Manni weighed 185 pounds before the chemo; nine weeks later he was 155 pounds.
He had no energy and no immune system.
"I mourned with him. I could sense the kind of mourning that was happening," said Fran.
"A lot of my summer nights were spent staring at a wall because TV was unbearable, looking at my phone was unbearable," said Manni. "It just kind of got old. It was just this loop that I was in and I wanted out, which is why I think I've changed, because I had way too much time for contemplation."
Fran acknowledges Manni was in a dark place, and she has a lot of respect for what she calls the grace he had while moving through that place.
"My biggest suggestion would be to not be afraid of the dark place. I think as parents we try and create really optimistic environments for our kids and it can be a bit of an unrealistic bubble," said Fran.

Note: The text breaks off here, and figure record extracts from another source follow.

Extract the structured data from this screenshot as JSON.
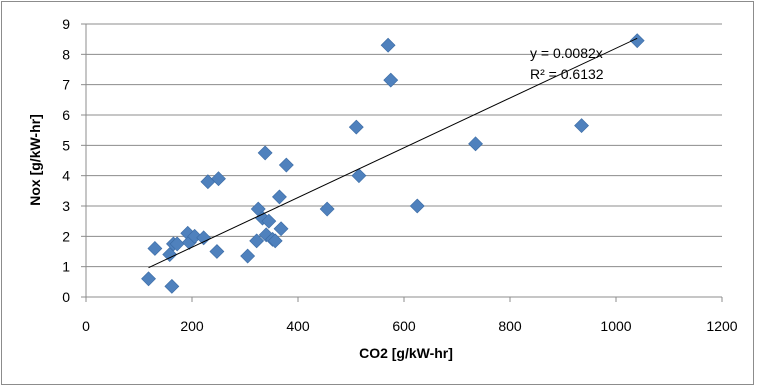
{
  "chart_data": {
    "type": "scatter",
    "xlabel": "CO2 [g/kW-hr]",
    "ylabel": "Nox [g/kW-hr]",
    "xlim": [
      0,
      1200
    ],
    "ylim": [
      0,
      9
    ],
    "xticks": [
      "0",
      "200",
      "400",
      "600",
      "800",
      "1000",
      "1200"
    ],
    "yticks": [
      "0",
      "1",
      "2",
      "3",
      "4",
      "5",
      "6",
      "7",
      "8",
      "9"
    ],
    "grid": "horizontal",
    "legend": "none",
    "marker_color": "#4F81BD",
    "trendline": {
      "type": "linear-through-origin",
      "slope": 0.0082,
      "x_range": [
        118,
        1040
      ],
      "equation": "y = 0.0082x",
      "r_squared": "R² = 0.6132"
    },
    "series": [
      {
        "points": [
          [
            118,
            0.6
          ],
          [
            130,
            1.6
          ],
          [
            158,
            1.4
          ],
          [
            162,
            0.35
          ],
          [
            165,
            1.75
          ],
          [
            172,
            1.75
          ],
          [
            192,
            2.1
          ],
          [
            195,
            1.8
          ],
          [
            205,
            2.0
          ],
          [
            222,
            1.95
          ],
          [
            230,
            3.8
          ],
          [
            247,
            1.5
          ],
          [
            250,
            3.9
          ],
          [
            305,
            1.35
          ],
          [
            322,
            1.85
          ],
          [
            325,
            2.9
          ],
          [
            333,
            2.6
          ],
          [
            338,
            4.75
          ],
          [
            340,
            2.05
          ],
          [
            345,
            2.5
          ],
          [
            352,
            1.9
          ],
          [
            357,
            1.85
          ],
          [
            365,
            3.3
          ],
          [
            368,
            2.25
          ],
          [
            378,
            4.35
          ],
          [
            455,
            2.9
          ],
          [
            510,
            5.6
          ],
          [
            515,
            4.0
          ],
          [
            570,
            8.3
          ],
          [
            575,
            7.15
          ],
          [
            625,
            3.0
          ],
          [
            735,
            5.05
          ],
          [
            935,
            5.65
          ],
          [
            1040,
            8.45
          ]
        ]
      }
    ]
  }
}
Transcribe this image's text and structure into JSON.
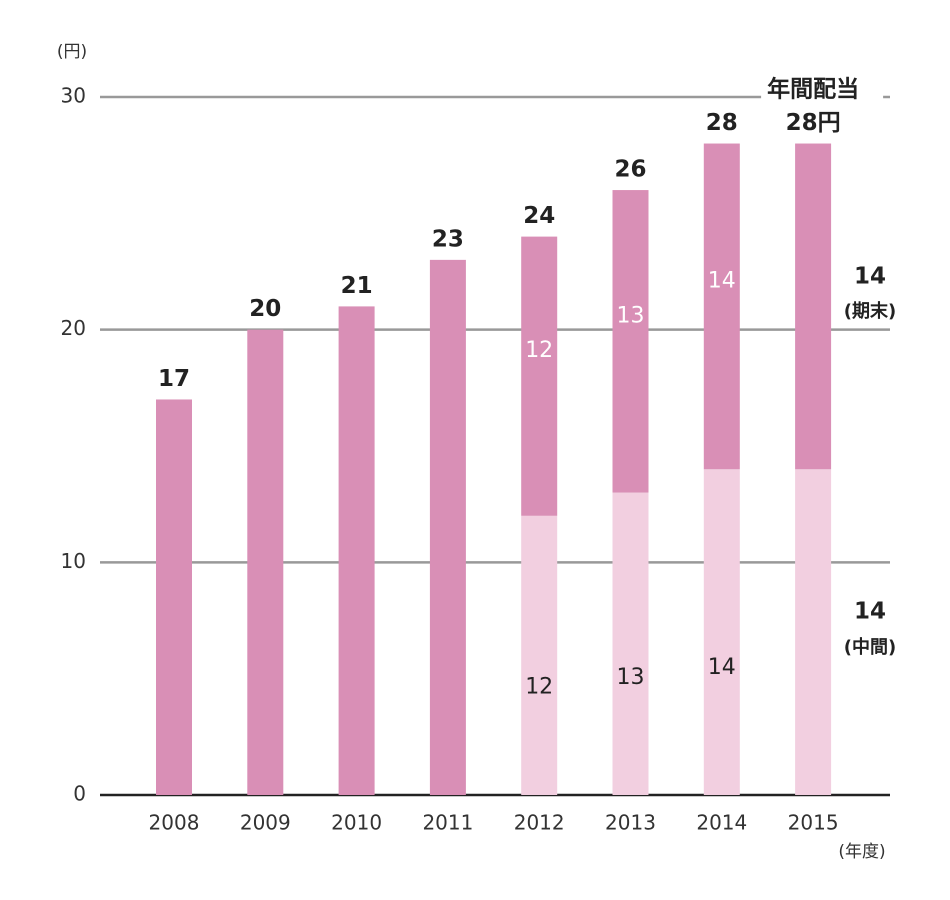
{
  "chart_data": {
    "type": "stacked_bar",
    "y_unit": "(円)",
    "x_unit": "(年度)",
    "categories": [
      "2008",
      "2009",
      "2010",
      "2011",
      "2012",
      "2013",
      "2014",
      "2015"
    ],
    "series": [
      {
        "name": "(中間)",
        "color": "#f2cfe0",
        "values": [
          null,
          null,
          null,
          null,
          12,
          13,
          14,
          14
        ]
      },
      {
        "name": "(期末)",
        "color": "#d98fb6",
        "values": [
          17,
          20,
          21,
          23,
          12,
          13,
          14,
          14
        ]
      }
    ],
    "totals": {
      "values": [
        17,
        20,
        21,
        23,
        24,
        26,
        28,
        28
      ],
      "value_labels": [
        "17",
        "20",
        "21",
        "23",
        "24",
        "26",
        "28",
        "28円"
      ]
    },
    "annotation": "年間配当",
    "ylim": [
      0,
      30
    ],
    "yticks": [
      0,
      10,
      20,
      30
    ],
    "grid": true
  }
}
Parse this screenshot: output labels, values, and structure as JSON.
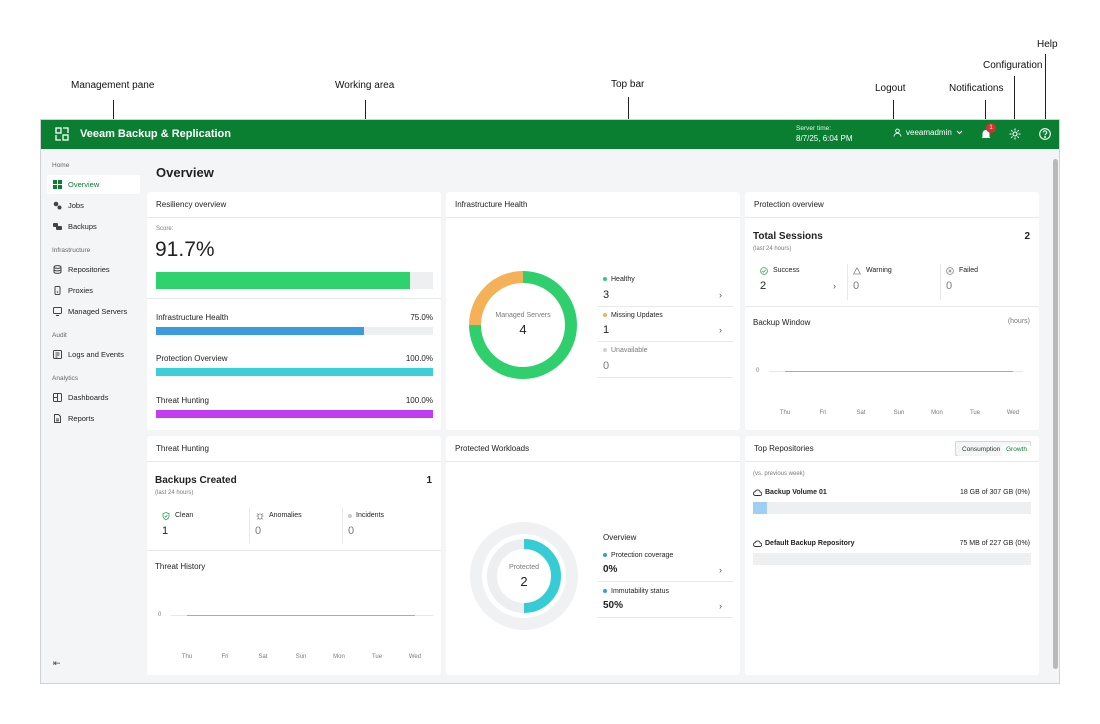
{
  "callouts": {
    "management_pane": "Management pane",
    "working_area": "Working area",
    "top_bar": "Top bar",
    "logout": "Logout",
    "notifications": "Notifications",
    "configuration": "Configuration",
    "help": "Help"
  },
  "topbar": {
    "title": "Veeam Backup & Replication",
    "server_time_label": "Server time:",
    "server_time_value": "8/7/25, 6:04 PM",
    "user": "veeamadmin",
    "notification_count": "1",
    "color": "#0a7f32"
  },
  "sidebar": {
    "sections": {
      "home": "Home",
      "infrastructure": "Infrastructure",
      "audit": "Audit",
      "analytics": "Analytics"
    },
    "items": [
      {
        "label": "Overview",
        "icon": "grid-icon",
        "active": true
      },
      {
        "label": "Jobs",
        "icon": "jobs-icon"
      },
      {
        "label": "Backups",
        "icon": "backups-icon"
      },
      {
        "label": "Repositories",
        "icon": "database-icon"
      },
      {
        "label": "Proxies",
        "icon": "proxy-icon"
      },
      {
        "label": "Managed Servers",
        "icon": "server-icon"
      },
      {
        "label": "Logs and Events",
        "icon": "logs-icon"
      },
      {
        "label": "Dashboards",
        "icon": "dashboard-icon"
      },
      {
        "label": "Reports",
        "icon": "report-icon"
      }
    ],
    "collapse_glyph": "⇤"
  },
  "page_title": "Overview",
  "resiliency": {
    "title": "Resiliency overview",
    "score_label": "Score:",
    "score": "91.7%",
    "score_fraction": 0.917,
    "rows": [
      {
        "label": "Infrastructure Health",
        "value": "75.0%",
        "fraction": 0.75,
        "color": "#3b9be0"
      },
      {
        "label": "Protection Overview",
        "value": "100.0%",
        "fraction": 1.0,
        "color": "#3ccfd8"
      },
      {
        "label": "Threat Hunting",
        "value": "100.0%",
        "fraction": 1.0,
        "color": "#c23cf0"
      }
    ]
  },
  "infra_health": {
    "title": "Infrastructure Health",
    "donut_label": "Managed Servers",
    "donut_value": "4",
    "items": [
      {
        "label": "Healthy",
        "value": "3",
        "count": 3,
        "color": "#2fcf6d"
      },
      {
        "label": "Missing Updates",
        "value": "1",
        "count": 1,
        "color": "#f5b157"
      },
      {
        "label": "Unavailable",
        "value": "0",
        "count": 0,
        "color": "#d0d3d6"
      }
    ]
  },
  "protection": {
    "title": "Protection overview",
    "sessions_label": "Total Sessions",
    "sessions_value": "2",
    "sessions_sub": "(last 24 hours)",
    "statuses": [
      {
        "label": "Success",
        "value": "2",
        "icon": "check-circle-icon"
      },
      {
        "label": "Warning",
        "value": "0",
        "icon": "warning-icon"
      },
      {
        "label": "Failed",
        "value": "0",
        "icon": "failed-icon"
      }
    ],
    "window_title": "Backup Window",
    "window_unit": "(hours)",
    "window_y0": "0",
    "window_days": [
      "Thu",
      "Fri",
      "Sat",
      "Sun",
      "Mon",
      "Tue",
      "Wed"
    ]
  },
  "threat": {
    "title": "Threat Hunting",
    "backups_label": "Backups Created",
    "backups_value": "1",
    "backups_sub": "(last 24 hours)",
    "statuses": [
      {
        "label": "Clean",
        "value": "1",
        "icon": "shield-check-icon"
      },
      {
        "label": "Anomalies",
        "value": "0",
        "icon": "bug-icon"
      },
      {
        "label": "Incidents",
        "value": "0",
        "icon": "dot-icon"
      }
    ],
    "history_title": "Threat History",
    "history_y0": "0",
    "history_days": [
      "Thu",
      "Fri",
      "Sat",
      "Sun",
      "Mon",
      "Tue",
      "Wed"
    ]
  },
  "workloads": {
    "title": "Protected Workloads",
    "donut_label": "Protected",
    "donut_value": "2",
    "overview_title": "Overview",
    "items": [
      {
        "label": "Protection coverage",
        "value": "0%"
      },
      {
        "label": "Immutability status",
        "value": "50%"
      }
    ]
  },
  "repos": {
    "title": "Top Repositories",
    "tab_consumption": "Consumption",
    "tab_growth": "Growth",
    "sub": "(vs. previous week)",
    "items": [
      {
        "name": "Backup Volume 01",
        "value": "18 GB of 307 GB (0%)",
        "fraction": 0.05
      },
      {
        "name": "Default Backup Repository",
        "value": "75 MB of 227 GB (0%)",
        "fraction": 0.0
      }
    ]
  }
}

"When Manni was feeling really down, or really dark and depressed or scared, I didn't try to fix it; I just let him experience it, because I didn't want to minimize his experience. There were moments when I wanted to protect him from it, but I felt the importance of not protecting him from that. I'd say for parents to just let there be space for all of it."
'A joy and terrifying to watch him grow'
Manni said he sometimes mourns the person he was before cancer — the teenager who cared about what he calls "the stupid stuff like Instagram followers and 'likes'" and who always seemed to have a lot more fun.
But he acknowledges the experience has shaped the way he sees the world.
"Do what you want. Not YOLO (You Only Live Once) — I hate saying that — but it's kind of true."
The experience has also taught him about the importance of relationships.
"There are some people in your life who are temporary. I think you kind of know that in the back of your mind. It might take an experience to show it," he said. "And there's people who will be there for a long time and cherish them."
Fran is noticeably proud of her son, but it's evident that respect and admiration goes both ways.
"I'm here to give him tools and be a soft place for him to land. Being a mother is my favourite job in the world. It's a joy and terrifying to watch him grow."